ブル・ビットコイン(Bull Bitcoin)はフランスでMiCAライセンスを取得し、欧州連合(EU)加盟国のユーザーが同社のビットコイン取引・決済サービスを、中断も機能縮小もなく利用し続けられるようにした。創業者のフランシス・プリオ氏が2026年6月23日にXで発表したもので、欧州市場参入に向けた約3年にわたる自己資金での取り組みが一区切りを迎えた。
「セルフカストディとプライバシーに対する我々のサイファーパンク的なアプローチを妥協せずにMiCAライセンスを取得できたことを、特にうれしく思う」とプリオ氏は述べた。「当社のウェブサイトとウォレットのすべての機能は、2026年前半とまったく同じ状態を保ち、ユーザーに追加の負担や制限が課されることはない。過剰に踏み込むことなく、規制コンプライアンスの最も高い要件を満たせることを、我々は証明した」
同社はまた、中核となるビットコインインフラを第三者のホスティング事業者に外部委託することなく、必須のPASSIおよびDORAのサイバーセキュリティ監査に合格したと報告した。「あれは大きな勝利だった」とプリオ氏は記し、外部サービスに頼ったほうが簡単で安上がりだったが、それでは主権が損なわれていただろうと指摘した。一連のプロセスはすべて内部資金でまかなわれ、外部の投資家や貸し手に資金を求めることはなかった。

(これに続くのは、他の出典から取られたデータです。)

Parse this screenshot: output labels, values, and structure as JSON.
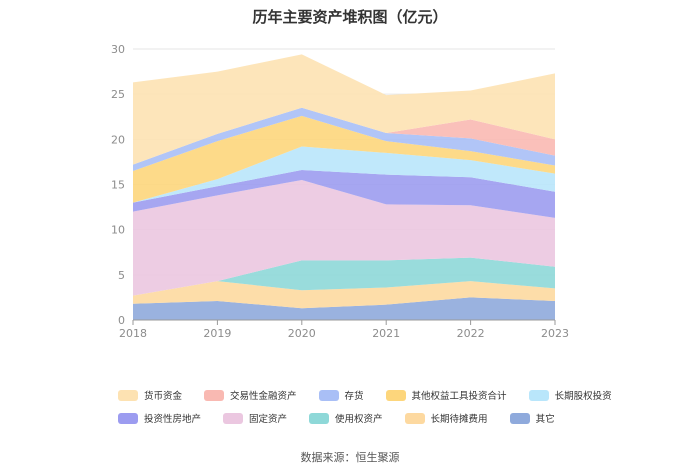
{
  "chart_data": {
    "type": "area",
    "stacked": true,
    "title": "历年主要资产堆积图（亿元）",
    "source": "数据来源：恒生聚源",
    "x": [
      "2018",
      "2019",
      "2020",
      "2021",
      "2022",
      "2023"
    ],
    "ylim": [
      0,
      30
    ],
    "yticks": [
      "0",
      "5",
      "10",
      "15",
      "20",
      "25",
      "30"
    ],
    "grid": true,
    "legend_position": "bottom",
    "series": [
      {
        "name": "其它",
        "color": "#8faadc",
        "values": [
          1.8,
          2.1,
          1.3,
          1.7,
          2.5,
          2.1
        ]
      },
      {
        "name": "长期待摊费用",
        "color": "#fdd9a0",
        "values": [
          0.9,
          2.2,
          2.0,
          1.9,
          1.8,
          1.4
        ]
      },
      {
        "name": "使用权资产",
        "color": "#8ed8d8",
        "values": [
          0.0,
          0.0,
          3.3,
          3.0,
          2.6,
          2.4
        ]
      },
      {
        "name": "固定资产",
        "color": "#ebc7e0",
        "values": [
          9.3,
          9.5,
          8.9,
          6.2,
          5.8,
          5.4
        ]
      },
      {
        "name": "投资性房地产",
        "color": "#9c9cf0",
        "values": [
          1.0,
          1.0,
          1.1,
          3.3,
          3.1,
          2.9
        ]
      },
      {
        "name": "长期股权投资",
        "color": "#b9e6fb",
        "values": [
          0.0,
          0.8,
          2.6,
          2.4,
          1.9,
          2.0
        ]
      },
      {
        "name": "其他权益工具投资合计",
        "color": "#fdd67c",
        "values": [
          3.5,
          4.2,
          3.4,
          1.3,
          1.0,
          0.9
        ]
      },
      {
        "name": "存货",
        "color": "#a9bff6",
        "values": [
          0.7,
          0.8,
          0.9,
          0.9,
          1.4,
          1.1
        ]
      },
      {
        "name": "交易性金融资产",
        "color": "#f9b9b2",
        "values": [
          0.0,
          0.0,
          0.0,
          0.0,
          2.1,
          1.8
        ]
      },
      {
        "name": "货币资金",
        "color": "#fde2b2",
        "values": [
          9.1,
          6.9,
          5.9,
          4.2,
          3.2,
          7.3
        ]
      }
    ],
    "legend_rows": [
      [
        "货币资金",
        "交易性金融资产",
        "存货",
        "其他权益工具投资合计",
        "长期股权投资"
      ],
      [
        "投资性房地产",
        "固定资产",
        "使用权资产",
        "长期待摊费用",
        "其它"
      ]
    ]
  }
}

ブル・ビットコインは2013年にプリオ氏がモントリオールで創業した、ビットコイン専業の非カストディ型取引所だ。ユーザーは購入前に自身のウォレットアドレスを指定し、ビットコインは同社が預かるのではなく顧客自身の管理下へ直接送られる。このモデルは創業以来、同社のサイファーパンク的な方向性を特徴づけてきた。あわせて、家賃・公共料金・不動産のビットコインによる請求書支払い、さらにライトニングネットワーク、リキッド、Payjoinといったプライバシーツールへの対応といったサービスも提供している。

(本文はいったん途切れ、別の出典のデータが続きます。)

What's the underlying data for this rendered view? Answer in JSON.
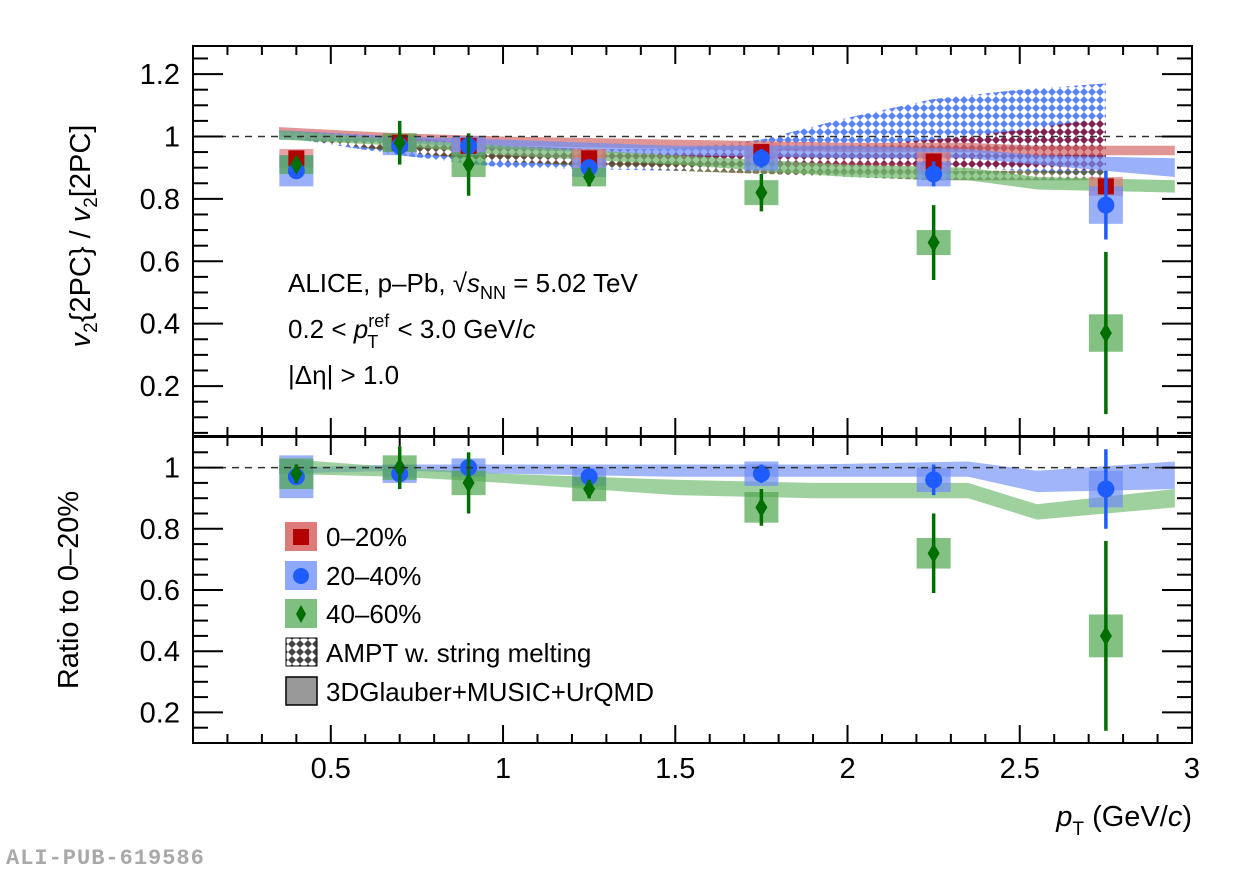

今回のライセンスは、同社がフランスを拠点とするチームとユーロ圏でのサービスを拡大したことを受け、欧州における長期的な規制上の足場をもたらす。プリオ氏はこれまで、カナダの規制当局への対応で培った経験と、過剰な介入には抵抗しつつ義務は果たすという姿勢に言及してきた。今回の認可はその姿勢と一致しており、中核業務とユーザー体験はそのまま維持される。
2025年10月、ブル・ビットコインは「BULL Wallet」を公開した。iOSとAndroid向けのグローバルなオープンソースのプライバシー重視モバイルアプリで、取引所とのオプトインによる緊密な連携を備える。Payjoin対応、ライトニングおよびリキッドとの互換性を持ち、データ収集やプッシュ通知は行わない。ウォレットと取引所の連携は、新ライセンスの下でも変わらない。
プリオ氏はチームの実行力に誇りを示し、次のステップをこう描いた。「欧州で長期的な足場を確保したいま、我々の野望は世界制覇であり、ビットコインにふさわしいインフラ構築の新たな基準を打ち立てることだ」
この動きは、MiCAの下でEUの暗号資産規制が強まり、多くの事業者が撤退や事業変更を迫られているさなかに起きた。ブル・ビットコインの今回の結果は、ユーザー自身による資産の直接管理、自社によるインフラ管理、プライバシーツールを維持したまま、厳格なコンプライアンスを達成できることを示している。ただし、ユーザーのプライバシーへの期待とMiCAコンプライアンスの間の緊張を具体的にどう解消したのかは、今回の発表では説明されていない。